Now, they want to have a say in how low Lake Cumberland goes.
Those business owners talked to officials at the Pulaski County Chamber of Commerce meeting.
They call themselves Lake Cumberland United and they want the lake raised 20 extra feet.
Several local business owners shared their concerns with the Pulaski County Chamber of Commerce and U.S. Senator Mitch McConnell on Tuesday.
For some the topic of the lower water levels is an emotional issue because many of the business owners around the area say they are suffering financially.
“We believe its very important to have a positive movement in the lake level to dispel a lot of the rumors and misperceptions in the public about the lake actually being dry,” J.D. Hamilton said.

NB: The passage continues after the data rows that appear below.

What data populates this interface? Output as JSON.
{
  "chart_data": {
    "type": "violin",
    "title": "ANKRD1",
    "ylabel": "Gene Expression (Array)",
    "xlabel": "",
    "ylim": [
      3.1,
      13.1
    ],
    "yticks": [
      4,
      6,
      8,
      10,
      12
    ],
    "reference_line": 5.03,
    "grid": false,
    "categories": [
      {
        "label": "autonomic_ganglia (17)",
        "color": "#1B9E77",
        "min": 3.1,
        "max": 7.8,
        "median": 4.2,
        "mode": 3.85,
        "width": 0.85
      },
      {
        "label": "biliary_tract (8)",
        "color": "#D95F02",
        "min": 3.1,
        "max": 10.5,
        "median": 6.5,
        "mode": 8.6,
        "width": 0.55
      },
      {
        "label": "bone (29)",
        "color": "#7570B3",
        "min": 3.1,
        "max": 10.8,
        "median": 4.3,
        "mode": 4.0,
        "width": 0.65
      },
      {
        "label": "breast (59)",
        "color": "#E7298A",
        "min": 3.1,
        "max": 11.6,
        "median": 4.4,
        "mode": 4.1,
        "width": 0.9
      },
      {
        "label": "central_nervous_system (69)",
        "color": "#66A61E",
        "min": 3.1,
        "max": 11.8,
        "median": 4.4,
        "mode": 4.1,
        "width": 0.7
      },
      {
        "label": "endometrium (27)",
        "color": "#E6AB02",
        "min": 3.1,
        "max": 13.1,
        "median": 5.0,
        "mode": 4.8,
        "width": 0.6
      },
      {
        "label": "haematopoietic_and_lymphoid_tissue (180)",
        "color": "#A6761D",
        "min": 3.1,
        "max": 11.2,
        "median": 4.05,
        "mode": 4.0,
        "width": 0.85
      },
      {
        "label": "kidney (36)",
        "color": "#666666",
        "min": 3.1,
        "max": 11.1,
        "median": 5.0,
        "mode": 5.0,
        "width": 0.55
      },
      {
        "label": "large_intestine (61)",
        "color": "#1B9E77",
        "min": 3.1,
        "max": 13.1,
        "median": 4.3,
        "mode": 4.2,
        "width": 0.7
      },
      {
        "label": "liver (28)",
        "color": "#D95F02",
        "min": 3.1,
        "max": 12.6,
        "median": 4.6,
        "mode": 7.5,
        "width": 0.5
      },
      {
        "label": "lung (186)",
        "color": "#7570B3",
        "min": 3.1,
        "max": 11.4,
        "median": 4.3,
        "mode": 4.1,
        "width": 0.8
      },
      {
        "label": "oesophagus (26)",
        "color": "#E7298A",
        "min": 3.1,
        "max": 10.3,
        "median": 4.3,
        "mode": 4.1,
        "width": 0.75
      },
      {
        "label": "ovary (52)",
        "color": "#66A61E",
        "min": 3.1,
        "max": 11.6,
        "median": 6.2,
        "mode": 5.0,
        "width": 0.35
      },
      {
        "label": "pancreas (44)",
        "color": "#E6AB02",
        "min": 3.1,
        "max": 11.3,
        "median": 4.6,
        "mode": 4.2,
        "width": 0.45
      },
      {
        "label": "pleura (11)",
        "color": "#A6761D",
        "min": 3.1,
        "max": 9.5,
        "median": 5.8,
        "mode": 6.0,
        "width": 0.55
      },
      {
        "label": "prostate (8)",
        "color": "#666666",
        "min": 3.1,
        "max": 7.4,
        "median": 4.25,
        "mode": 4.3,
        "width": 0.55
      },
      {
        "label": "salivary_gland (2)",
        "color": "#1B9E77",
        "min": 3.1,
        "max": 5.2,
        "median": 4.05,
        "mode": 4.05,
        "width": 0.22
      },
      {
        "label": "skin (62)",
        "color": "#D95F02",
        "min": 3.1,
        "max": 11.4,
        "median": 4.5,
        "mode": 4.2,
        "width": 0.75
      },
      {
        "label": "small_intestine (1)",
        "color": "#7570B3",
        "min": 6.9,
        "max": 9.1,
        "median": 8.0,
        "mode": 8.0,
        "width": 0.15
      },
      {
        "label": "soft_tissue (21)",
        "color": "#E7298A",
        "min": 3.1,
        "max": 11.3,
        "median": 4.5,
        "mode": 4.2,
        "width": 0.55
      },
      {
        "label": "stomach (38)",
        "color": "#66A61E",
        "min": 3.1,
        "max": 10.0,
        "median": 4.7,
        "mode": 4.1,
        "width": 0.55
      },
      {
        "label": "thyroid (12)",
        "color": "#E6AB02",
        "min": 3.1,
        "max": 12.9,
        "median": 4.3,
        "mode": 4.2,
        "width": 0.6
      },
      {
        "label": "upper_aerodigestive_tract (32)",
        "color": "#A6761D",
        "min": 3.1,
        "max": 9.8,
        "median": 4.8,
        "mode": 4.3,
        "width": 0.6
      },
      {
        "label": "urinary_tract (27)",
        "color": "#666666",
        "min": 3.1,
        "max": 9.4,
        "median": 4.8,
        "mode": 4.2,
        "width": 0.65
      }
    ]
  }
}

Lake Cumberland United group members attended the Pulaski County chamber of commerce meeting to express their concerns for the water level at the lake.
Several business owners from around the area spoke on the financial burden they are facing.
“We need to be concerned about balancing both the economic issues that are real and are hardships as well as the health and safety of the residents who live below the dam,” Hilda Legg said.
Officials say the Army Corps of Engineers will need about 5 years to finish repairs on Wolfe Creek Dam.
“They've been given all the money they can spend in the fiscal year '08 in order to hopefully get the project completed as rapidly as possible so we can get back to normal,” U.S. Senator Mitch McConnell said.
Members of Lake Cumberland United hope to find a solution that benefits Kentucky as a whole.
WYMT also spoke with officials with the Army Corps of Engineers about the Lake Cumberland United Group wanting the water level raised to 700 feet.
Officials say they feel 680 feet is a safe level to keep stress off of the dam, but they did say they will re-assess the water level at the end of the year to see what needs to be done then.